Die Fraktionen haben sich auf die Behandlung des Antrags der Fraktion der SPD – „Demokratie verteidigen – Berlin steht gemeinsam gegen Rassismus, Antisemitismus, Rechtsextremismus und Islamfeindlichkeit“ verständigt, sodass ich dieses Thema gleich für die Aktuelle Stunde unter dem Tagesordnungspunkt 1 aufrufe. Die anderen Anträge auf Aktuelle Stunde haben damit ihre Erledigung gefunden.
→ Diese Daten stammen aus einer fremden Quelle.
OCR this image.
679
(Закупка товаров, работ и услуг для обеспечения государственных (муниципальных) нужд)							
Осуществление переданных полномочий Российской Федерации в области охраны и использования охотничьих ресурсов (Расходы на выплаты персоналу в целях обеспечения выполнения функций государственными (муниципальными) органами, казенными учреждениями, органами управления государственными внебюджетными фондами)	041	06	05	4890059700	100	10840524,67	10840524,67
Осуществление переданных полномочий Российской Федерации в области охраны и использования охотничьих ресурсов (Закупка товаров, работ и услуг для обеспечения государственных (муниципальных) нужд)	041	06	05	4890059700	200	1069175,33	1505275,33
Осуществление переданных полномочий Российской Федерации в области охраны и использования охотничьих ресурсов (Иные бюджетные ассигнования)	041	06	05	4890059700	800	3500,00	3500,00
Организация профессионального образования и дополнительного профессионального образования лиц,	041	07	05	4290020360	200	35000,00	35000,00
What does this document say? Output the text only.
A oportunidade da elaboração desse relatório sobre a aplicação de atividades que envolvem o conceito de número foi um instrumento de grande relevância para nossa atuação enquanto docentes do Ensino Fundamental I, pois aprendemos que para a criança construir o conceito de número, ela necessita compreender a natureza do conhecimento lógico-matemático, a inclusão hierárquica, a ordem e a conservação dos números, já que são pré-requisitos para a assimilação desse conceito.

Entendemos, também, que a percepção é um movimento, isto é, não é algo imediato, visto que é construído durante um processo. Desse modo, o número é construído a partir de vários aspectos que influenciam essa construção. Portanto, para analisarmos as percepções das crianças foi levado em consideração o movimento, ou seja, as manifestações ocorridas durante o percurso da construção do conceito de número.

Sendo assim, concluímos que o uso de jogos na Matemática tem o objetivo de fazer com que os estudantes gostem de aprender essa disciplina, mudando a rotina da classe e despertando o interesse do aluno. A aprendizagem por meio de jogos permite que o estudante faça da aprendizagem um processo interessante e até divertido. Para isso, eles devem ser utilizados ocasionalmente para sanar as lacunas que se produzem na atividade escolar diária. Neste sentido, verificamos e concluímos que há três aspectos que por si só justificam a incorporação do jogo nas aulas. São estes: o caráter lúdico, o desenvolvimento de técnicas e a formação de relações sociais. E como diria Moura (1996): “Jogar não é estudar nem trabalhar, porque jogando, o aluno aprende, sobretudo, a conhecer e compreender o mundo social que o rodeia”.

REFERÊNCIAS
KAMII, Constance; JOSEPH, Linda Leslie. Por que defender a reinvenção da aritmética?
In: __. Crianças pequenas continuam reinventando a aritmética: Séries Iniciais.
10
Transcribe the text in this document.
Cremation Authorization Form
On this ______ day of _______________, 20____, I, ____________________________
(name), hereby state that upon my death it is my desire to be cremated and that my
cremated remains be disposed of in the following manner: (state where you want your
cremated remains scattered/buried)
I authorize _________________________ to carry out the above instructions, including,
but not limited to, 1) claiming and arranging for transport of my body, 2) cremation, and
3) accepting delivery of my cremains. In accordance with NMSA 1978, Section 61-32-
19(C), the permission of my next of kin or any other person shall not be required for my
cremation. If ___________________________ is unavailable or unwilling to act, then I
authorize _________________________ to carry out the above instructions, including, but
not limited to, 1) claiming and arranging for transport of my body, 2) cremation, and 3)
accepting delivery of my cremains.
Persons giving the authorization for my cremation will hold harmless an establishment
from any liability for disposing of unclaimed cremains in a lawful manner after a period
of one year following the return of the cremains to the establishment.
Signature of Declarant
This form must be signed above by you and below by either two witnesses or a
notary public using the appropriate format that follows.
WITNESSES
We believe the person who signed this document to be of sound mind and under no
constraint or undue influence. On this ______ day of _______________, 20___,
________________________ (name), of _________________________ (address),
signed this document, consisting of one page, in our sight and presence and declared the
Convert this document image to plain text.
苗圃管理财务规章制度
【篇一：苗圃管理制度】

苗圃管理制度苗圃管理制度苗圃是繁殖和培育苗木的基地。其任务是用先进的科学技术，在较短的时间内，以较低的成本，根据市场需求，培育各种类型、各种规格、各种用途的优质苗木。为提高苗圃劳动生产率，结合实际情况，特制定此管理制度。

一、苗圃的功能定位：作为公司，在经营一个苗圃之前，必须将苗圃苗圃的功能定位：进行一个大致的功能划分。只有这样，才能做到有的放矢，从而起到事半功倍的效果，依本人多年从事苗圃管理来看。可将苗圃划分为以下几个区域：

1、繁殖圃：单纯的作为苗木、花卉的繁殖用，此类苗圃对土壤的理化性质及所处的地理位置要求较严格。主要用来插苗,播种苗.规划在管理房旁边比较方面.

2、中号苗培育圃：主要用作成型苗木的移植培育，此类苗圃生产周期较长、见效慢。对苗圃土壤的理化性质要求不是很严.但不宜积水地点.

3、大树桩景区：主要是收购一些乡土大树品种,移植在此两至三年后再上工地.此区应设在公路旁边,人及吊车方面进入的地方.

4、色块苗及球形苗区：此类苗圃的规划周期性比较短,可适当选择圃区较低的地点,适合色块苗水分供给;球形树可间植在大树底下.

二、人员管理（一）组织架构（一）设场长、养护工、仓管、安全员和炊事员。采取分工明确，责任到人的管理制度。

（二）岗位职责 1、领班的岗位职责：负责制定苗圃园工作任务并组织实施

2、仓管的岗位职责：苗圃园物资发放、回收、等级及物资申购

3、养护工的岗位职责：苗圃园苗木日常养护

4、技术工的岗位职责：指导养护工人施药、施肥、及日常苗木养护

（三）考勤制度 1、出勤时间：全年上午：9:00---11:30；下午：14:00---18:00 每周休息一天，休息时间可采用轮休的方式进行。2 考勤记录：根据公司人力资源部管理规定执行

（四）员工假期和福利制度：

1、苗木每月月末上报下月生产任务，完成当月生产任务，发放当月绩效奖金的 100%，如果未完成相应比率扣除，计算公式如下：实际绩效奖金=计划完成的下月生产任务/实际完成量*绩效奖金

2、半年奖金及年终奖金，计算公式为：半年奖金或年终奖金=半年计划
Sodann verweise ich auf die Ihnen vorliegende Dringlichkeitsliste. Die Fraktionen haben sich einvernehmlich darauf verständigt, die dort verzeichneten und nach dem Redaktionsschluss eingegangenen Vorgänge unter den Tagesordnungspunkten 15 bis 22 sowie 53 A in der heutigen Sitzung zu behandeln. Ich gehe davon aus, dass den zuvor genannten Vorgängen die dringliche Behandlung zugebilligt wird. – Widerspruch höre ich nicht. Dann ist dies einvernehmlich so beschlossen.

Auf die Ihnen vorliegende Konsensliste darf ich ebenfalls hinweisen und stelle fest, dass dazu kein Widerspruch erfolgt. Die Konsensliste ist damit so angenommen.

Ich rufe nun auf

lfd. Nr. 1:

Aktuelle Stunde

gemäß § 52 der Geschäftsordnung des Abgeordnetenhauses von Berlin

Demokratie verteidigen – Berlin steht gemeinsam gegen Rassismus, Antisemitismus, Rechtsextremismus und Islamfeindlichkeit

(auf Antrag der Fraktion der SPD)

Für die Besprechung der Aktuellen Stunde steht den Fraktionen jeweils eine Redezeit von bis zu zehn Minuten zur Verfügung, die auf zwei Redebeiträge aufgeteilt werden kann. In der Runde der Fraktionen beginnt die SPD. – Herr Kollege Saleh! Sie haben das Wort!

„Hau ab aus Deutschland!“, „Deutschlandverräter!“, „Lügenpresse!“, „Verpisst euch!“, „Jetzt geht es ans Kanakenklatschen!“, „Wir kriegen euch alle!“ – und dazu

noch der Hitlergruß auf offener Straße inmitten der Stadt. Das sind Szenen, die schockieren und die niemanden kaltlassen, der dieses Land liebt.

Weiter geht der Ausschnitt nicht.